Not all bank advisers have to use their own financial products only. I work for a second tier bank that is owned by one of the big 4, and my APL includes OnePath, Asteron, MLC, Comminsure, AMP, Colonial First State and Asgard. As well as this I am able to provide advice on and recommend changes to any existing super funds that the client has, including industry funds.

Just because you guys don’t need advice, doesn’t mean no one does. Yes there are limitations and I’m sure that everyone here would be able to outperform all of my client’s portfolio of managed funds. However, this forum is in no way representative of the general population.

Please remember that the majority of people are scared ****less of financial matters, and yet they are forced to be involved due to the superannuation system. Most people’s only investment assets are their super (I don’t count 80% of the ‘investment’ properties I see as I struggle to see how anything with an LVR of >90% can be called as such. If you want to have a go at banks, that’s what you should be focusing on).

I can help people gain a little bit of understanding as to where they are going to be in retirement and how they are going to pay the bills, save them a few thousand bucks a year in fees and tax, make sure they have protection in place so that they don’t leave their families SCREWED if they died, and turn a profit for our business in the process. Why should I be vilified for that?

Good post, all valid points and highlight how some financial planners legitimately improve their clients' financial position.

I'm in the industry myself and know a few great planners. It's just frustrating how many poor/average ones give the industry a bad name.

Julia, I agree with what you're saying, but the fact is a large proportion of the population won't or can't manage their financial situation effectively.

Everyone is different, and possess different skill sets. For example, do you remember some of the kids in high school, and their total inability to understand basic maths? If you can't grasp basic maths...putting together a retirement plan or comparing superannuation providers is totally unachievable.

An ethical and well qualified financial planner can have a positive impact for some of those out there who can't work these things out for themselves.
 
I’ve bitten my tongue (or fingers or whatever!) reading the various adviser bashing threads on here, and just wanted to add my 2c speaking as a BANK adviser.
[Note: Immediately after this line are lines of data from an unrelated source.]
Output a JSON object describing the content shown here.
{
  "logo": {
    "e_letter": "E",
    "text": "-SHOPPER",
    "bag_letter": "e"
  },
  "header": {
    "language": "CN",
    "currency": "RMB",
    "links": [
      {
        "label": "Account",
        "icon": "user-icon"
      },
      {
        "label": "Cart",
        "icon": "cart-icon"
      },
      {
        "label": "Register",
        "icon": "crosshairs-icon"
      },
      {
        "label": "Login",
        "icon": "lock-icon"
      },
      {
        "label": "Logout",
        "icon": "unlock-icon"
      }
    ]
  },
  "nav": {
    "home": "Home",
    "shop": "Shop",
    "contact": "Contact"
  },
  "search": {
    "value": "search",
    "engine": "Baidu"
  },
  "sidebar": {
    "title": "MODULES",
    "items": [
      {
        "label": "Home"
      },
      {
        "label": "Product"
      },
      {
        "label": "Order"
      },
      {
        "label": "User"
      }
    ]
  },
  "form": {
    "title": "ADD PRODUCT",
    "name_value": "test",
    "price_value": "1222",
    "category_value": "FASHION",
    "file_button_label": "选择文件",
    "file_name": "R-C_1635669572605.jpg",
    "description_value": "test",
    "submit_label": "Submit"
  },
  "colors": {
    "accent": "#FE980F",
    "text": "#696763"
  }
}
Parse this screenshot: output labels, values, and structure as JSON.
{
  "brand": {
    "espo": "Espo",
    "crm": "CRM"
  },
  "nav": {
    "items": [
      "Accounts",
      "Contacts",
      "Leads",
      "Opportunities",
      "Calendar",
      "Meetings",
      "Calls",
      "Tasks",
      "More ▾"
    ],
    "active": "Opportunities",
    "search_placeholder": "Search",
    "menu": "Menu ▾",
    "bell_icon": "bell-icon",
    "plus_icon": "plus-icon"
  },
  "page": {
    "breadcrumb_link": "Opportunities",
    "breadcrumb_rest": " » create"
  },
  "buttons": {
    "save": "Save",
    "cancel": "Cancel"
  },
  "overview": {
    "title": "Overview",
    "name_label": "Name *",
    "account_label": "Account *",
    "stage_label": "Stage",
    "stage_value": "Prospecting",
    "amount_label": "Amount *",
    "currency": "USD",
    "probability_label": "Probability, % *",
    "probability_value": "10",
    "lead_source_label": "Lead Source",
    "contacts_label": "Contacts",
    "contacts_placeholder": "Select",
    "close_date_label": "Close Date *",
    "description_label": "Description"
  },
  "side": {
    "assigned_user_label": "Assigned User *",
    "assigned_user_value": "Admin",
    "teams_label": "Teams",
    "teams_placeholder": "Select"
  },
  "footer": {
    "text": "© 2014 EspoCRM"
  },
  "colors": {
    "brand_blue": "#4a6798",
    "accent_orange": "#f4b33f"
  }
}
jmoz, just wondering what your response would be (seeing you haven't made one on the thread) to Tech/A's questions here:
https://www.aussiestockforums.com/forums/showthread.php?t=26732&p=771191#post771191

Is that list asking too much of a financial adviser in your opinion? Are they questions to which someone approaching their bank's FA could reasonably expect answers?

(No obligation to respond, of course.)
 
couldn't agree with you anymore!

It seems that there are a few people on this forum driving Hondas...

A car is a sign of wealth. There may be exception to the rule, but generally people with good cars have wealth and/or a good earning capacity. Pretty simple.

If I was getting financial advice from someone, I would prefer to get advice from someone who 'appears' to have wealth.


If my financial advisor drove around in a 100k BMW, I wouldn't trust him with my money.
Buying a new car is one of the worst financial decisions you can make!

In other words - you want someone who leads by example....
 
If my financial advisor drove around in a 100k BMW, I wouldn't trust him with my money.
Buying a new car is one of the worst financial decisions you can make!

In other words - you want someone who leads by example....

agree 100%, i believe that the chances of an asic ban increase exponentially with any adviser driving a car worth more than $100k!